Do I need to evacuate?
- An evacuation order for a cyclone is only issued if lives may be at risk from a storm tide surge. Residents are not evacuated in the Douglas region based on wind-threat.
- If storm tide surge is not a threat and an evacuation order is not issued, you should stay home, make yourself as secure as possible and listen to the radio for updates. Your home is often the safest place.
- Three evacuation zones have been identified – Red, Orange and Yellow – based on the likelihood of flooding from storm tide surge.
- Check your meter box for a colour-coded sticker (red, orange or yellow) or refer to the Storm Tide Evacuation maps to identify if you live in one of these zones. (If you are outside the predicted storm surge risk zones, you will not need to evacuate. However, if you do not feel safe at home you can make pre-arrangements to stay with friends, family or neighbours during the cyclone.)
- If you are within a red, orange or yellow zone, your property is at risk of storm tide surge during a cyclone. You should prepare to evacuate when Emergency Services issue an evacuation order.
- Emergency Services will inform you. Listen to your local radio station. Street patrols and door knocking by emergency services may also occur.
- If an evacuation is called during working hours, access to your street/suburb may be restricted for ingoing traffic.
- Residents who are unable to help themselves and require evacuation may be able to register with the Council’s Evacuation and Recovery Register by contacting the Council on 4099 9444.
Where to evacuate?
Family, friends or neighbours:
- Evacuees should seek pre-arranged temporary shelter with family, friends or neighbours in safer, higher places (outside the evacuation zones). Accommodation providers will advise their guests of arrangements.
- You should have a household emergency plan which documents these arrangements for any natural disaster. This plan will provide a valuable reference for whatever the emergency.
Places of refuge:
- Evacuation centres are places of refuge and should only be used if you have nowhere else to go. They are not designed to protect against high winds or windborne debris. Locations will be advised if places of refuge are activated. If you have used one location before, it may not be activated for another disaster.
- Do not go to any place of refuge unless officially advised it is open.
- The Disaster Coordination Centre will publicly notify if any places of refuge are open via local ABC and commercial radio stations and on Council’s website and Facebook page.
- Places of refuge are typically large public buildings such as halls. They are likely to be crowded, noisy and uncomfortable. There may also be long queues for toilets and there are no kitchen facilities. Evacuees may have to be there for several days. Alcohol, pets and weapons are not allowed.

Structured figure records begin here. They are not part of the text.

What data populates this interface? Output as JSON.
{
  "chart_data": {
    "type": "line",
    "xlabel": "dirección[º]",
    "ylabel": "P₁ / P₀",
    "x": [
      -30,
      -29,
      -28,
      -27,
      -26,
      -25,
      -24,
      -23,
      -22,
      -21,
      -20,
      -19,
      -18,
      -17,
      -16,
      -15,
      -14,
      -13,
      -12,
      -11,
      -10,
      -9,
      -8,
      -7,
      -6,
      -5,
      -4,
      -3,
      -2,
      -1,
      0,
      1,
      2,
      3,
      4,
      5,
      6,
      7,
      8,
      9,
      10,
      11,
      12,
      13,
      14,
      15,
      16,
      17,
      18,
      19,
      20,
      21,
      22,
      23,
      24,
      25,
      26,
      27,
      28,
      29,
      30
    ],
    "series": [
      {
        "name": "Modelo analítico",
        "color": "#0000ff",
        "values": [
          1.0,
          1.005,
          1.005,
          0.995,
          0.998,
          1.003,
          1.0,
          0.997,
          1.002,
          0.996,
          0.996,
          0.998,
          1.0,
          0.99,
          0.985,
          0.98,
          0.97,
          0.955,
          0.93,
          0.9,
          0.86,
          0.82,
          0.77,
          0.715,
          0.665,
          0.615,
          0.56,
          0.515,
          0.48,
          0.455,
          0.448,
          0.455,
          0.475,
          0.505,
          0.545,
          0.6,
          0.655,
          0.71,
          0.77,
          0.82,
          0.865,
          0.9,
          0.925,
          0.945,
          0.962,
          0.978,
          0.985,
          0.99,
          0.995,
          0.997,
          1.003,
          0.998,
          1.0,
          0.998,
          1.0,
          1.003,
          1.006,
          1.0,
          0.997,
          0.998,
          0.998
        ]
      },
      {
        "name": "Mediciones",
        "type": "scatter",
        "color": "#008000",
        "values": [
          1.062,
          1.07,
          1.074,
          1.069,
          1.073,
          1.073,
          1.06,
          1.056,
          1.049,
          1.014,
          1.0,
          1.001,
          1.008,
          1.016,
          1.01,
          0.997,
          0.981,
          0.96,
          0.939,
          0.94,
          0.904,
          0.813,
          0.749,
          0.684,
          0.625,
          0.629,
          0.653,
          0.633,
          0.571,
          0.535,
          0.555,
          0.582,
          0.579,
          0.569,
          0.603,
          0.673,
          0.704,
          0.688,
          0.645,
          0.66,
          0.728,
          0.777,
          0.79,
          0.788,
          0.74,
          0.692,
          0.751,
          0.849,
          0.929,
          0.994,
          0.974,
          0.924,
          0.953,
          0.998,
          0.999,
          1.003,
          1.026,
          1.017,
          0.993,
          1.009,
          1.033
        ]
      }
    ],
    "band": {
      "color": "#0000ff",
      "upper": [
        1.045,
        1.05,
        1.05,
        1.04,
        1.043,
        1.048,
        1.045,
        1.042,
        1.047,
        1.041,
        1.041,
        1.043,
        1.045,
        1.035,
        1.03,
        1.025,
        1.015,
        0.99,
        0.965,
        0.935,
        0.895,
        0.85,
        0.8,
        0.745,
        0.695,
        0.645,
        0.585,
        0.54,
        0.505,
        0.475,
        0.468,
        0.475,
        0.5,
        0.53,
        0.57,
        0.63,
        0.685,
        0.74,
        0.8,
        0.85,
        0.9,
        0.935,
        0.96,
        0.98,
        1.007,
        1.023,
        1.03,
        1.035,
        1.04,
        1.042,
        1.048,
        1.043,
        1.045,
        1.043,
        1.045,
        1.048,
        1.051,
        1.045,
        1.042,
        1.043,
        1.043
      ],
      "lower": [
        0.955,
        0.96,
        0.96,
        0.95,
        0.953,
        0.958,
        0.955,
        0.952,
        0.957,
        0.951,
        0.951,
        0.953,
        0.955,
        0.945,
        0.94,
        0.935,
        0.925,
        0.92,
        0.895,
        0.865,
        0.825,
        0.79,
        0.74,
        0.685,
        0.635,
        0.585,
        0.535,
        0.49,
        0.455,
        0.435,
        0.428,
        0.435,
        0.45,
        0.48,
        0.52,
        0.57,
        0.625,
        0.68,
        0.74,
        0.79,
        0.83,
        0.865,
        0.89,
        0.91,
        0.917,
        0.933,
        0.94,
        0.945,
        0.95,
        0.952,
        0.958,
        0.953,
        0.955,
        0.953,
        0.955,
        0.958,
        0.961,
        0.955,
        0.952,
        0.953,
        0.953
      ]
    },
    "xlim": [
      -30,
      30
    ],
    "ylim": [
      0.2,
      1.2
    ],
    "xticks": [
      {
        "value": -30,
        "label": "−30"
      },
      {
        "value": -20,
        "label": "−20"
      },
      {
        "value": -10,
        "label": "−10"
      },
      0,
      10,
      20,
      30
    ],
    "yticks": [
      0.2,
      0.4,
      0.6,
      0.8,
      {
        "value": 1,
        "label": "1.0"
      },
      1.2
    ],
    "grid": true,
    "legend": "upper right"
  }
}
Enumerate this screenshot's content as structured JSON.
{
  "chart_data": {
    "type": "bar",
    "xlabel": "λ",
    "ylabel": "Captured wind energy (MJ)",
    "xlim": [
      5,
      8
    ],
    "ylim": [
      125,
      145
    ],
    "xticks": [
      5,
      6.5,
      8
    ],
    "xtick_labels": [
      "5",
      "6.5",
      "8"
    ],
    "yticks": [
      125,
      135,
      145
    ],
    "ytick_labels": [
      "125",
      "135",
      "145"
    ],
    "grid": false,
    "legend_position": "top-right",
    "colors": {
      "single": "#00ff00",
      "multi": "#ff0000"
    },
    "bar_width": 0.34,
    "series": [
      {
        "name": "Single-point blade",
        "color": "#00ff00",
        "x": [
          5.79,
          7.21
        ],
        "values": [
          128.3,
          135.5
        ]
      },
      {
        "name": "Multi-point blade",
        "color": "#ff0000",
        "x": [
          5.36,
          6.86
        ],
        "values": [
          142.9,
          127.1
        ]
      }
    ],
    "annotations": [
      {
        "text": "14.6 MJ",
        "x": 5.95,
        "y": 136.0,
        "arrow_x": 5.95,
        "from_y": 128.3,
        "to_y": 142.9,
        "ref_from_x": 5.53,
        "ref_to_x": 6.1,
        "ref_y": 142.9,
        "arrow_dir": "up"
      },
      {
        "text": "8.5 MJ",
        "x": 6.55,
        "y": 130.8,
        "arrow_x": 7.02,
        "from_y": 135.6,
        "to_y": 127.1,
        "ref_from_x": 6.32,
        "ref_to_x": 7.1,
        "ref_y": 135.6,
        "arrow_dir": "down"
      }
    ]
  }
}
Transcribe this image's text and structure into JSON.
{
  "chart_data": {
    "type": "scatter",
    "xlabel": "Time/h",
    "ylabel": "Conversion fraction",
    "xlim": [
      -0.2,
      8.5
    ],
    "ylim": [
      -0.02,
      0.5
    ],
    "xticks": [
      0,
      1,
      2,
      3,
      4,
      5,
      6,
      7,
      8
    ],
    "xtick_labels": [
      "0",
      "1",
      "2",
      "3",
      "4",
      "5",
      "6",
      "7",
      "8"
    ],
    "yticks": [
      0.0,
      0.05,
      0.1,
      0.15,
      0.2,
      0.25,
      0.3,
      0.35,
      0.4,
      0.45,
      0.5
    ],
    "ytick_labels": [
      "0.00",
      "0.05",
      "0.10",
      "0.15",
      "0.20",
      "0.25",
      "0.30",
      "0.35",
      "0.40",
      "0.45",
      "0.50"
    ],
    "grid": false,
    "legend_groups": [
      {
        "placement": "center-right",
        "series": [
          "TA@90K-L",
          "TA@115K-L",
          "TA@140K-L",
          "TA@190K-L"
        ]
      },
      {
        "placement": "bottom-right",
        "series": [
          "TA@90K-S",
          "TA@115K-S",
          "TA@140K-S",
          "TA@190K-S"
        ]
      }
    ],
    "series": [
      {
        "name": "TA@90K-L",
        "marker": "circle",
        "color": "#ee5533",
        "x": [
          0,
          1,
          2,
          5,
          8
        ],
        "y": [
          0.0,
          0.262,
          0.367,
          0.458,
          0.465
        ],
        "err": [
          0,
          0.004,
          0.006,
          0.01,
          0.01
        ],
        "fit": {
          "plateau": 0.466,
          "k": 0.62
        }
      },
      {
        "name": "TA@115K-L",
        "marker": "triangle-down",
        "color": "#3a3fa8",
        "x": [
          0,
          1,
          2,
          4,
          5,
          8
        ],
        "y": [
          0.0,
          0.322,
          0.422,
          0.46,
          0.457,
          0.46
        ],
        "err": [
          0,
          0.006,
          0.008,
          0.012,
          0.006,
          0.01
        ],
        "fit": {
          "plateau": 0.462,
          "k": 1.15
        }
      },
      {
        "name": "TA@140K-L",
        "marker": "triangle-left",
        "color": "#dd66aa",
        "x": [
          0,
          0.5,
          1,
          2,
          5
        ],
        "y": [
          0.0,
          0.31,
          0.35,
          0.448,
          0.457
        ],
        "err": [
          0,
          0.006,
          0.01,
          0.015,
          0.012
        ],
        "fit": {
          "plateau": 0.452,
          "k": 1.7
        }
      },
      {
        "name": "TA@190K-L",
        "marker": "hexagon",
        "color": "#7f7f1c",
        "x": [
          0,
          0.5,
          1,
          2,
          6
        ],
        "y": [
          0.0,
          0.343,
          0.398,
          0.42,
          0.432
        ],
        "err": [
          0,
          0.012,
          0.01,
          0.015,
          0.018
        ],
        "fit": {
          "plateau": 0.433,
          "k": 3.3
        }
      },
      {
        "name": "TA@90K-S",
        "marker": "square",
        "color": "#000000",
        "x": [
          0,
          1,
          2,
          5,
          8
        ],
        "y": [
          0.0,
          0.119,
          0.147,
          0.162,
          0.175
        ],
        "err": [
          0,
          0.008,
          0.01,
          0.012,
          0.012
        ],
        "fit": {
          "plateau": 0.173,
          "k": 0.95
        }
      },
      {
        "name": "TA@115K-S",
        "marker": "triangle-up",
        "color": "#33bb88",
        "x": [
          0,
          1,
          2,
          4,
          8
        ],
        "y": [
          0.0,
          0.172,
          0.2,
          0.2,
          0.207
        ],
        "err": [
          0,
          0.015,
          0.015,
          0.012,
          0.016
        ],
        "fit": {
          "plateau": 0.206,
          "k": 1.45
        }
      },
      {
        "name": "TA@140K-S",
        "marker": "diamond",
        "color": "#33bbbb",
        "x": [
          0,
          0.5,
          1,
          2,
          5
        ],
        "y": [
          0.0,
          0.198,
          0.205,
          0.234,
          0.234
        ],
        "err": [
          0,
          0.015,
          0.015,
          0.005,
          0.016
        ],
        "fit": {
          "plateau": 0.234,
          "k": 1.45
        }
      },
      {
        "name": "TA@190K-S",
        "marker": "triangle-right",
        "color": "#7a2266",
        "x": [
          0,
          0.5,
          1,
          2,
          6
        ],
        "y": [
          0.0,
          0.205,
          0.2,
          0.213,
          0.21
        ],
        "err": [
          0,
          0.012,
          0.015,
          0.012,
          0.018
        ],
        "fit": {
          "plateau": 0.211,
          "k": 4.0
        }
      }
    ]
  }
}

Avoid driving on the range roads
- You should not try to leave the region just before, during or immediately after a cyclone event via the Captain Cook Highway or the Mossman-Mount Molloy Road.
- These range roads are prone to landslips and closures. You may risk your own life and that of others by travelling these routes.
- Your emergency plan should include the most rapid route to your alternative accommodation. Do not travel more than is absolutely necessary.
Preparing at home
- Secure all loose items around the property including rubbish bins, garden tools, sports equipment, outdoor furniture etc.
- Tie down sheds or other small structures not permanently fixed.
- Garage caravans, boats and vehicles or tie to strong structures.
- Check your emergency kit for all items.
- Lift items at risk of water damage from the floor, especially electrical appliances – this is important for flooding situations too. Plastic bags can be tied around computers, televisions, CD players etc.
- Turn off non-essential power and/or gas.
- Sandbag areas at risk from flooding where possible.
- Prepare safe areas for yourself and your pets.
- Cover windows and doors with timber sheeting or tape across the glass with masking tape and close all doors.
- Fill drinking containers and bath tubs with water. You can also fill wheelie bins with water to flush toilets if necessary.
Private cyclone shelters
- Queensland does not have any mandatory requirements for installing private cyclone shelters. However, if you choose to build a private shelter, it may offer an additional level of safety.
- It is recommended that a qualified structural engineer be consulted on the options available and you will need the appropriate approvals before proceeding.